Per il Segretario generale della Fim Cisl Roberto Benaglia “il quadro delineato dal nostro report evidenzia alcune crepe e difficoltà crescenti in particolari ma importanti filiere produttive. L’industria metalmeccanica sembra avere assorbito meglio del previsto e meglio di altri Paesi europei concorrenti gli shock di reperimento di materie prime e aumento dei costi energetici causati dal conflitto in Ucraina, ma ora vede deteriorarsi alcune situazioni di criticità: l’automotive e la componentistica correlata sono nel nostro panorama, la filiera sta aumentando le sofferenze industriali ed occupazionali. Anche elettrodomestico e componentistica dell’aerospazio costituiscono, in subordine, due ulteriori filiere che mostrano affanno. E aumentano le aziende, soprattutto di media dimensione, con crisi finanziarie. 

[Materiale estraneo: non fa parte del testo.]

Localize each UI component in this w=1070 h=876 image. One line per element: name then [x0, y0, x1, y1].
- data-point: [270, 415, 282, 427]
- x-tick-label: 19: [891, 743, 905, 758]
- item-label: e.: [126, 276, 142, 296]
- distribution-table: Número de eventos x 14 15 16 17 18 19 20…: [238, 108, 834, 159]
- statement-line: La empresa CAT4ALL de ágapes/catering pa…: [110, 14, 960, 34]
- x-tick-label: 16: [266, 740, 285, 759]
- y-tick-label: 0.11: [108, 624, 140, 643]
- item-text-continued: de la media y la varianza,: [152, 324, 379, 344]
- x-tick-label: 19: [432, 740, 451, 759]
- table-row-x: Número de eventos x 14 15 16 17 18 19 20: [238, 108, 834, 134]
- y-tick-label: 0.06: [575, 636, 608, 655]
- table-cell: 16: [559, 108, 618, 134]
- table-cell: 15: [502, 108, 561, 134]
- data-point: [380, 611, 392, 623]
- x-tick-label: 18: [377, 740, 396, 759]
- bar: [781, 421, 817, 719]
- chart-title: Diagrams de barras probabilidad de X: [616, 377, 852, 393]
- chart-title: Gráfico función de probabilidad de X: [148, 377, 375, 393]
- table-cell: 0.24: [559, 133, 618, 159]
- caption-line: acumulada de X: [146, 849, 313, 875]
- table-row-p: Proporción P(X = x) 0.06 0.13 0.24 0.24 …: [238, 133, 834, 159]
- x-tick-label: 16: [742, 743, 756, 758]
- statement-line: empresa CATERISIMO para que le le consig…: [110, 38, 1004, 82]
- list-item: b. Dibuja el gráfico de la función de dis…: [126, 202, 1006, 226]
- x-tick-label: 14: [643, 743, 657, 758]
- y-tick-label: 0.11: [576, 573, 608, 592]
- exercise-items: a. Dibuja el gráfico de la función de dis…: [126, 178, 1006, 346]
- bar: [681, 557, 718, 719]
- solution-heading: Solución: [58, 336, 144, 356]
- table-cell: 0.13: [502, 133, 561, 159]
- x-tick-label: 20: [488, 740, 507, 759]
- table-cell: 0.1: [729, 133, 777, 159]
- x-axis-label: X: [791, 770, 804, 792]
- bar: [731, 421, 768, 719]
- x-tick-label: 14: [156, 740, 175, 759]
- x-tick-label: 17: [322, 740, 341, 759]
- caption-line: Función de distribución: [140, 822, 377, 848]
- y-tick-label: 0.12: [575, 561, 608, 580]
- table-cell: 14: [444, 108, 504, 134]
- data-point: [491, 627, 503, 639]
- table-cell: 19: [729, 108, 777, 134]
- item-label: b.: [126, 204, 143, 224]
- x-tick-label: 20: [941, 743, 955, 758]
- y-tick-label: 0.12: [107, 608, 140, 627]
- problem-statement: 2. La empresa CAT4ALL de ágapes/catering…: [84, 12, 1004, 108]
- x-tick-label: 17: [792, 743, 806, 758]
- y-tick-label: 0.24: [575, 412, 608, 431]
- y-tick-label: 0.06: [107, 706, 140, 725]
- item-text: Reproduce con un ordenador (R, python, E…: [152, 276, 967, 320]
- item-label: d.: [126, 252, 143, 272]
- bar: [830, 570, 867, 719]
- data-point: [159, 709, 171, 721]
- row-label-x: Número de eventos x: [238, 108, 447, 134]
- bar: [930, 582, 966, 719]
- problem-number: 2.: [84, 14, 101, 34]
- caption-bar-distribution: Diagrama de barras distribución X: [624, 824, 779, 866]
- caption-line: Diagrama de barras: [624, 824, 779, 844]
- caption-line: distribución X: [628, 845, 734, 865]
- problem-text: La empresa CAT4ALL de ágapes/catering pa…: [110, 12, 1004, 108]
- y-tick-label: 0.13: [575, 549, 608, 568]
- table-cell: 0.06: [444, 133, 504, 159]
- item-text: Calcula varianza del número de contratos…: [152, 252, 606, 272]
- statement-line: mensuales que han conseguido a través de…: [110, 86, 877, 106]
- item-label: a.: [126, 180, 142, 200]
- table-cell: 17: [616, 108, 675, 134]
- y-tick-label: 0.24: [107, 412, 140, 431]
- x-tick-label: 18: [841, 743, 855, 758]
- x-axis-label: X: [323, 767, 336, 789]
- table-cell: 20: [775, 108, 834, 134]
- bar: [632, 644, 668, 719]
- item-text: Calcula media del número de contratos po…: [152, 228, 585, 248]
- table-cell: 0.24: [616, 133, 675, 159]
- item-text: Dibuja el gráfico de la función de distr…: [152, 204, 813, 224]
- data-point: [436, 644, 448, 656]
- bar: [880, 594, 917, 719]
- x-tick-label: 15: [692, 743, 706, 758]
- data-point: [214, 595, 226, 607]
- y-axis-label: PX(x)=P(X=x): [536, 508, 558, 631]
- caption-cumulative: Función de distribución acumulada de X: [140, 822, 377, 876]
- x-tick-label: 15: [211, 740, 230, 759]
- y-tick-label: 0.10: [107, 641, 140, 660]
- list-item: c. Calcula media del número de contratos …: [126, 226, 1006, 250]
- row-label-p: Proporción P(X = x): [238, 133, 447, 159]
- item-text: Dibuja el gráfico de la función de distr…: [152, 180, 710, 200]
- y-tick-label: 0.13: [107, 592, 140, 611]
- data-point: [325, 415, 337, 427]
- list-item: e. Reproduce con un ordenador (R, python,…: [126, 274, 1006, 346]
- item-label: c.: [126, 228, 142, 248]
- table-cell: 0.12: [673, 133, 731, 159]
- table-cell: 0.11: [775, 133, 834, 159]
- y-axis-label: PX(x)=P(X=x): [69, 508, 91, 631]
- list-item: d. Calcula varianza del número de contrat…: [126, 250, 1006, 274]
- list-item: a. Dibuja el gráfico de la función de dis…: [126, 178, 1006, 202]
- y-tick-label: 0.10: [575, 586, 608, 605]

Il quadro che emerge, pertanto, non è drammatico ma richiede con urgenza la definizione di politiche industriali di sostegno ai settori in difficoltà, a partire dall’automotive, come chiesto più volte, anche congiuntamente con gli altri sindacati e Federmeccanica. Ci preoccupa anche il possibile rallentamento dell’economia mondiale e gli effetti sulla manifattura dei preannunciati rialzi dei tassi di interesse. Decisivo sarà poter contare sulla stabilizzazione delle catene di fornitura e sul contenimento dei costi energetici. 

Ma la vera partita riguarda il sostegno alla manifattura. In questo senso il PNRR è poco orientato all’innovazione dell’industria italiana e vanno accelerati e aumentati gli sforzi e gli strumenti in tal senso. La politica industriale è un tema sempre più moderno e centrale. Governare le transizioni, a partire da quella ambientale, è un fattore critico e decisivo sul quale l’Italia si mostra arretrata. Come Fim Cisl chiediamo che il confronto con il governo e i ministeri interessati dia consapevolezza e risposte a queste concrete esigenze.”